Having so often tackled alpha male types, Farrell clearly relishes portraying very different types of men, notably in his strange and surrealistic films with the visionary Greek director, Yorgos Lanthimos. “Yorgos is really interested in thinking of actors in unexpected parts,” recalls Lanthimos’ producing partner Ed Guiney. “It was very much his idea to approach Colin for The Lobster.” He and Lanthimos ended up being deeply impressed by the actor. “The thing that is really distinguishing about Colin is his intelligence. He’s an incredibly bright man, very thoughtful, and an extremely low-key person, which sometimes belies the reputation he had as a younger man. There is also something about how Colin responds to Yorgos’ and [screenwriter] Efthymis Filippou’s dialogue. He’s able to work with it in an interesting way. It’s really idiosyncratic what they do. They write in Greek and then it gets translated into English… it’s quite theatrical and stylish and Colin can live in that world quite beautifully.”

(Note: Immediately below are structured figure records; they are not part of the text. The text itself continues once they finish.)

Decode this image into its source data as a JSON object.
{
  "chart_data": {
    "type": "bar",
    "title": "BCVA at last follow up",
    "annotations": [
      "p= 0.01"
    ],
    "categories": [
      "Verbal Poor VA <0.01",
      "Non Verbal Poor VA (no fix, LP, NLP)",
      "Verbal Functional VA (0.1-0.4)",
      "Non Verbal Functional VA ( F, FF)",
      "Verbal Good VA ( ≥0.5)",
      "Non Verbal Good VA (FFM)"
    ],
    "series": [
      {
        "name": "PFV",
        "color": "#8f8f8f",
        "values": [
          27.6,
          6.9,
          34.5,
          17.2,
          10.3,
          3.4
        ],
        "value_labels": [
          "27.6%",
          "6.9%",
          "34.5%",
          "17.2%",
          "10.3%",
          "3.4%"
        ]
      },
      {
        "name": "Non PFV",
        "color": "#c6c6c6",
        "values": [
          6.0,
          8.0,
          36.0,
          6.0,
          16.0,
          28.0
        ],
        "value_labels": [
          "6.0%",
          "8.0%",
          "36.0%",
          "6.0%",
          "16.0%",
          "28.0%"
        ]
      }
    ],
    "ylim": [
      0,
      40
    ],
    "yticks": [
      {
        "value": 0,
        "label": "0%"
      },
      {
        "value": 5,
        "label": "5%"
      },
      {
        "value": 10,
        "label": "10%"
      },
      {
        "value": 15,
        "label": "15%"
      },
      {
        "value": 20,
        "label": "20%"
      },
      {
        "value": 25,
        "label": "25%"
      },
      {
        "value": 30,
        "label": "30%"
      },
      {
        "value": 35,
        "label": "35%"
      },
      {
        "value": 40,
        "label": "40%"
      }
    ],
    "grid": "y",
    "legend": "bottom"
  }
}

In The Killing of a Sacred Deer, Farrell is cast as a quietly spoken middle-class surgeon whose world comes tumbling down around him. In The Lobster, he plays David, a plump, repressed, socially awkward figure who has come to a remote hotel in the hope of finding a mate. If he fails to do so within the required time, he will turn into an animal. He at least gets to choose which one. (His preference is for a lobster, because it lives for such a long time.)
“It’s the most boring performance that will ever be put on film, ever,” was how Farrell summed up his work in it to The New York Times. Boring, though, was just what his role required. It may have been the least animated he’d ever been on screen, but he was still nominated for awards.
In his mid-forties, Farrell has completed his metamorphosis. The one-time aspiring A-lister with the looks that almost won him a place in Boyzone has turned into a fully fledged character actor. He now works as frequently in independent films as in studio movies. Having played the Penguin in The Batman, the actor is set to reprise the role both in sequels and in his own spin-off TV series.
Traces of the old roisterer remain. Commentators couldn’t help but notice the way he charmingly showered Blonde star Ana de Armas with praise before his Globes acceptance speech, telling her she was “extraordinary” as Marilyn Monroe. He also showed his gallant side, escorting The White Lotus star Jennifer Coolidge to the stage when she went up to receive her Best Supporting Actress award.
“I love you for your brilliance on screen and your kindness off screen,” Banshees director McDonagh told Farrell when he picked one of his own awards that same night. Kindness wasn’t a trait anyone associated with Farrell in his hellraising days. There’s an obvious irony in the course his career has taken. In reinventing himself as a character actor and taking ever more offbeat roles, he has ended up an even bigger star than when he started.